To Kid or not to Kid – Zowel Madonna als Michael Jackson prees de vierde plaat van Radiohead indertijd als de beste van het jaar. Maar wisten ze wel goed waarover ze het hadden?
Marvin Lin, Continuum, 149 blz., euro 8,95.
Eind vorige eeuw, 1990 moet het zijn geweest, wisselde deze student een stempel op zijn abonnement bij een provinciaal filmtheater voor een prent: Rosencrantz and Guildenstern Are Dead van Tom Stoppard, starring Richard Dreyfuss, Gary Oldman en Tim Roth. Werkelijk geen fluit snapten we ervan. Stoppard hees twee edelfiguranten uit Shakespeares Hamlet naar het voorplan, maar zonder notie van de plotwendingen in de moedertragedie stoven hun belevenissen in een stofwolk van vraagtekens voorbij. Na de voorstelling maakte een verregaande identificatie met het achtereind van een knorrend zoogdier zich dan ook van ons meester. Zo kwam het dat zich op die verder met goedkoop bier aangelengde weekavond een zwaarwichtig existentieel debat opende: in welke mate moet je voor een optimale beleving van kunst eerst uitvoerig worden gebrieft? Mogelijk zelfs stevig hebben doorgeleerd? Of is het gewoon een kwestie van uit de juiste broek te zijn geschud?

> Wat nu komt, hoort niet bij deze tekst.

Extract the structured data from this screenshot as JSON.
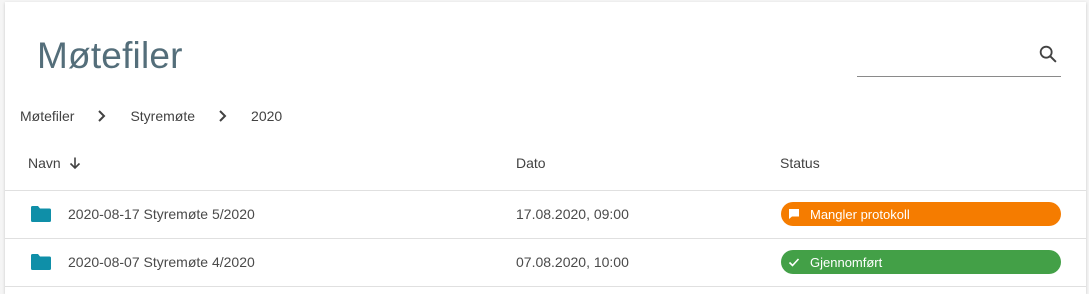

Ook Kid A, dat bejubelde – maar hier en daar intens verfoeide – culturele instituut van Radiohead, kan elf jaar na de release nog wel een handleiding gebruiken. Zo dacht voormalig Pitchfork-redacteur Marvin Lin er toch over, en misschien heeft hij zelfs gelijk. Het hélpt alleszins om breeduit te vernemen hoe spuugzat Radiohead de rock na OK Computer wel was, en Thom Yorke zijn opgedrongen rol als visionaire treurwilg. En dus zocht de band heil in dadaïsme, met ritme in plaats van melodie en geluid in plaats van structuur. Sommige fans hoorden er een arrogant fuck you in, anderen prezen de moed achter die rigoureuze tabula rasa, en enkele goedgelovigen vroegen zich af of de plaat, hoe schemerig en ondoordringbaar ook, misschien een tussendoortje was, noodzakelijk, maar verder just kidding.
Wat óns altijd heeft geïntrigeerd, is waarom het dwarse Kid A uitgerekend in de States in zo’n goeie aarde viel, daar waar alles op hapklaarheid is bemeten. ‘ Kid A was number one in this country ‘cause a bunch of little kids heard their older brothers and sisters saying “Bizkit’s wack, Radiohead rules”, and so they ran out and bought Kid A and now they will never trust us again. ‘ Lin laat het Kid A-hater Courtney Love zeggen, maar veeleer plompverloren. Zelf bekommert hij zich, op het uitputtende af, om de relatie van de plaat met a group of neurons in the corticofugal network of the brain, of met het begrip ’tijd’ – waarvan hij, literatuurlijst bij de hand, bladzijden vol definities vult. Maar hoe meer verklaringen, hoe minder klaar de zaak wordt.
Een boekje dus als onbedoeld statement, een wirwar van inzichten en enigma’s. Hélemaal Kid A.